À l’attention de Monsieur Eric Fait

Unesco, 7, place de Fontenoy

75352 Paris 07 SP

Objet : effacement du passé du peuple juif

Copie à madame Bokova

Copie à l’Ambassadeur Klarsfeld

Monsieur,

Je voudrai tout d’abord transmettre à madame Bokova mes sincères remerciements pour l’intérêt qu’elle porte à nos questionnements.

Je note, avec intérêt, les partenariats que l’Unesco a établi avec le Centre Peres pour la paix, faisant suite à l’exposition organisée par le centre Simon Wiesenthal, l’inscription des sites de Massada et Bet Shearim, la mission confiée à monsieur l’ambassadeur Serge Klarsfeld pour l’enseignement de l’Histoire de la shoah (l’extermination des Juifs, prévue des deux côtés de la Méditerranée, que vous appelez Holocauste).

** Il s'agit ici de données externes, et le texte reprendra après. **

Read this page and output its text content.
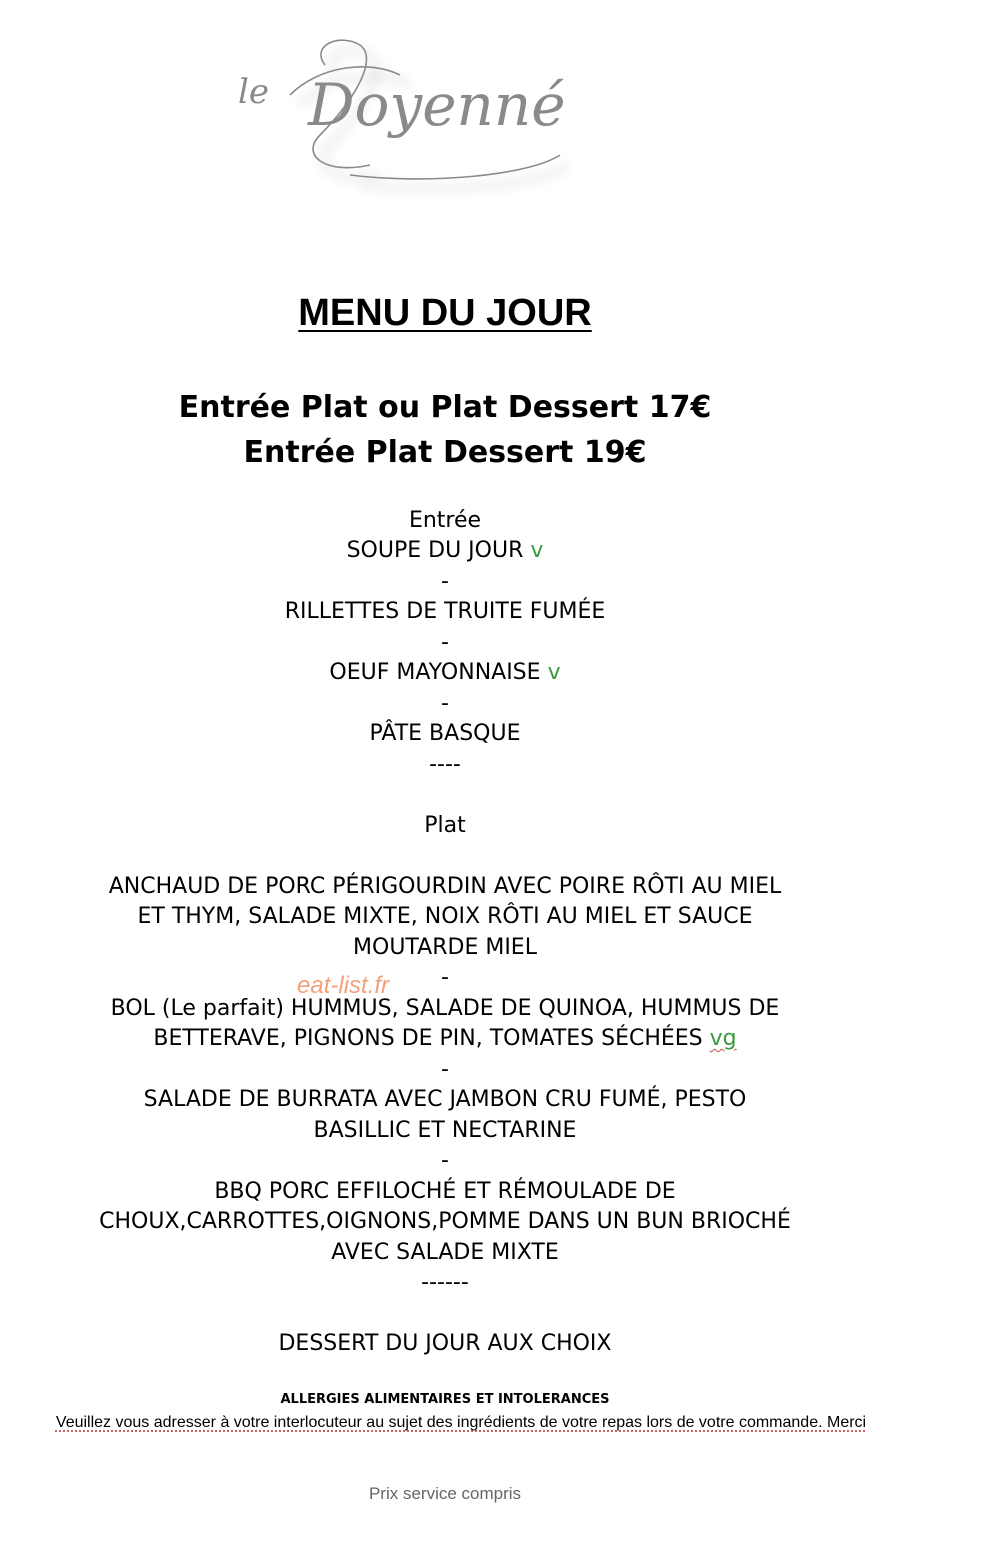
le Doyenné
MENU DU JOUR
Entrée Plat ou Plat Dessert 17€
Entrée Plat Dessert 19€
Entrée
SOUPE DU JOUR v
-
RILLETTES DE TRUITE FUMÉE
-
OEUF MAYONNAISE v
-
PÂTE BASQUE
----
Plat
ANCHAUD DE PORC PÉRIGOURDIN AVEC POIRE RÔTI AU MIEL
ET THYM, SALADE MIXTE, NOIX RÔTI AU MIEL ET SAUCE
MOUTARDE MIEL
-
BOL (Le parfait) HUMMUS, SALADE DE QUINOA, HUMMUS DE
BETTERAVE, PIGNONS DE PIN, TOMATES SÉCHÉES vg
-
SALADE DE BURRATA AVEC JAMBON CRU FUMÉ, PESTO
BASILLIC ET NECTARINE
-
BBQ PORC EFFILOCHÉ ET RÉMOULADE DE
CHOUX,CARROTTES,OIGNONS,POMME DANS UN BUN BRIOCHÉ
AVEC SALADE MIXTE
------
DESSERT DU JOUR AUX CHOIX
eat-list.fr
ALLERGIES ALIMENTAIRES ET INTOLERANCES
Veuillez vous adresser à votre interlocuteur au sujet des ingrédients de votre repas lors de votre commande. Merci
Prix service compris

J’ai bien noté aussi : le fait que l’Unesco entend promouvoir l’éducation préventive combattant les « discours de haine au travers des curricula scolaires ». C’est un gros travail, si l’on a en tête tous les ouvrages utilisés avec les fonds des Nations Unies présentant les Juifs comme une espèce à abattre, partout où on pourra la saisir et par tous les moyens possibles.

Je reste dans une même inquiétude, pour ne pas dire plus, s’agissant de ce que j’ai qualifié de shoah de la mémoire. En effet, qualifier Jérusalem terre sainte des trois religions monothéistes et lieu de dialogue (des juifs, des chrétiens et des musulmans) ne me satisfait que très partiellement.

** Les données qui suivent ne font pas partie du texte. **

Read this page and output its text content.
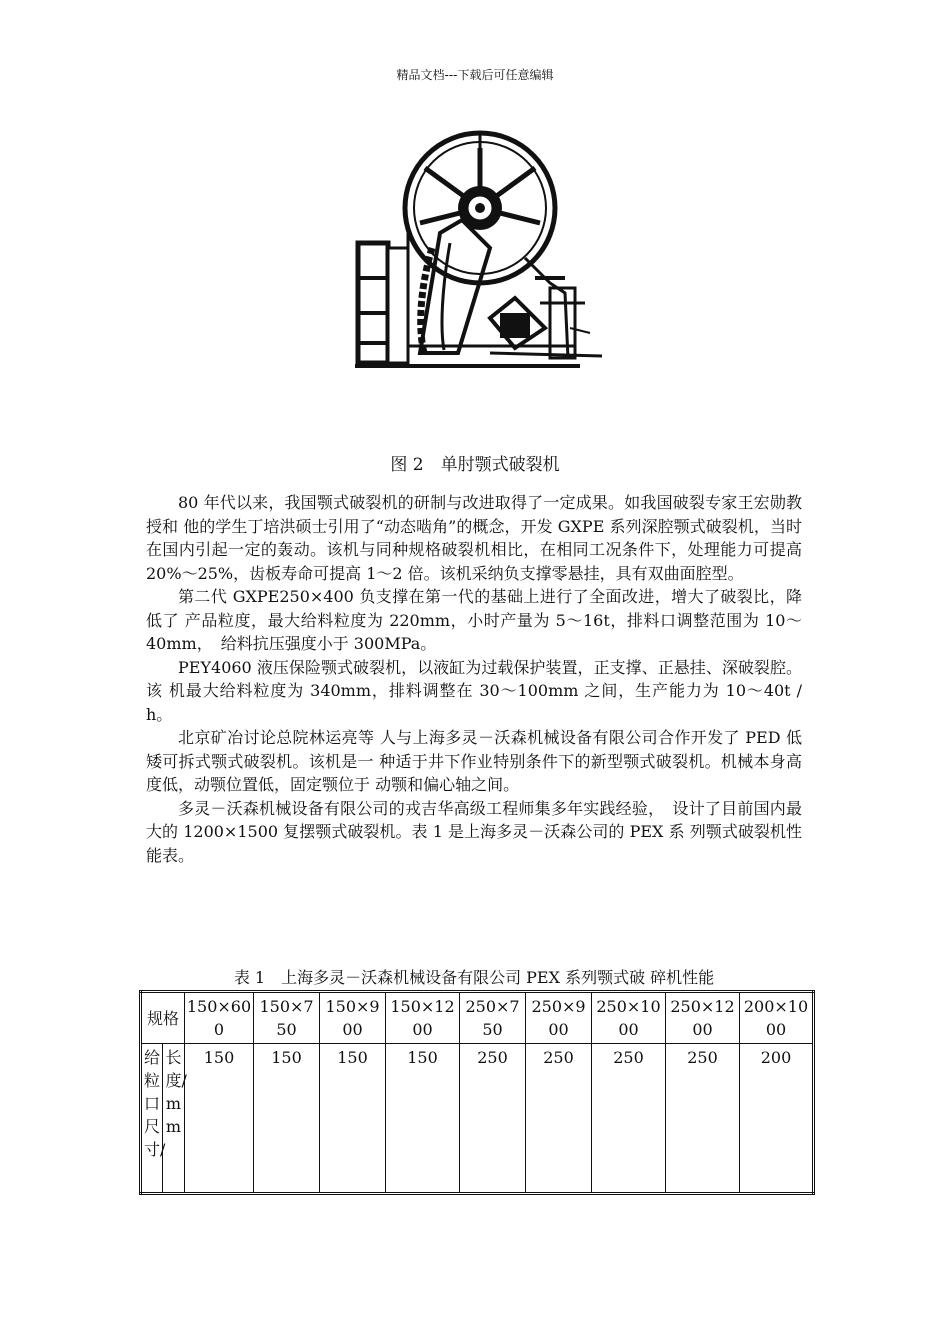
精品文档---下载后可任意编辑
图 2　单肘颚式破裂机

80 年代以来，我国颚式破裂机的研制与改进取得了一定成果。如我国破裂专家王宏勋教授和 他的学生丁培洪硕士引用了“动态啮角”的概念，开发 GXPE 系列深腔颚式破裂机，当时 在国内引起一定的轰动。该机与同种规格破裂机相比，在相同工况条件下，处理能力可提高 20%～25%，齿板寿命可提高 1～2 倍。该机采纳负支撑零悬挂，具有双曲面腔型。

第二代 GXPE250×400 负支撑在第一代的基础上进行了全面改进，增大了破裂比，降低了 产品粒度，最大给料粒度为 220mm，小时产量为 5～16t，排料口调整范围为 10～40mm，　给料抗压强度小于 300MPa。

PEY4060 液压保险颚式破裂机，以液缸为过载保护装置，正支撑、正悬挂、深破裂腔。该 机最大给料粒度为 340mm，排料调整在 30～100mm 之间，生产能力为 10～40t / h。

北京矿冶讨论总院林运亮等 人与上海多灵－沃森机械设备有限公司合作开发了 PED 低矮可拆式颚式破裂机。该机是一 种适于井下作业特别条件下的新型颚式破裂机。机械本身高度低，动颚位置低，固定颚位于 动颚和偏心轴之间。

多灵－沃森机械设备有限公司的戎吉华高级工程师集多年实践经验，　设计了目前国内最大的 1200×1500 复摆颚式破裂机。表 1 是上海多灵－沃森公司的 PEX 系 列颚式破裂机性能表。

表 1　上海多灵－沃森机械设备有限公司 PEX 系列颚式破 碎机性能
规格		150×600	150×750	150×900	150×1200	250×750	250×900	250×1000	250×1200	200×1000

给粒口尺寸/	长度/mm	150	150	150	150	250	250	250	250	200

Je m’explique : cette formule ne répond pas au problème posé par le fait que l’exécutif a aboli les presque deux mille ans d’Histoire du peuple juif avant l’évènement représenté par ce que le coran appelle le « mirajj » puis la conquête armée arabo-musulmane. Elle fait de la question de Jérusalem une question purement confessionnelle, déconnectée de l’Histoire du peuple qui a fait de cette ville le patrimoine moral pour l’humanité toute entière.

Les liens, auxquels votre courrier se réfère, confirment-ils, ou nient-ils : le passé des Hébreux sur cette terre grande comme la Bretagne à laquelle on aurait ajouté le Cotentin ; l’Histoire de la Judée ; celle des groupes de Juifs et de Samaritains qui ont sans cesse marqué le pays ; l’Histoire du Ichouv depuis le 15ème siècle, avec le rachat d’une portion de la Galilée aux Ottomans (à Souleymane-le magnifique) puis les retours successifs à partir des années 1860 à 1890, au 19ème siècle et le rachat, fort cher, de chaque pousse de terre déclinant la volonté du juif de retrouver tout ce dont témoigne son calendrier ?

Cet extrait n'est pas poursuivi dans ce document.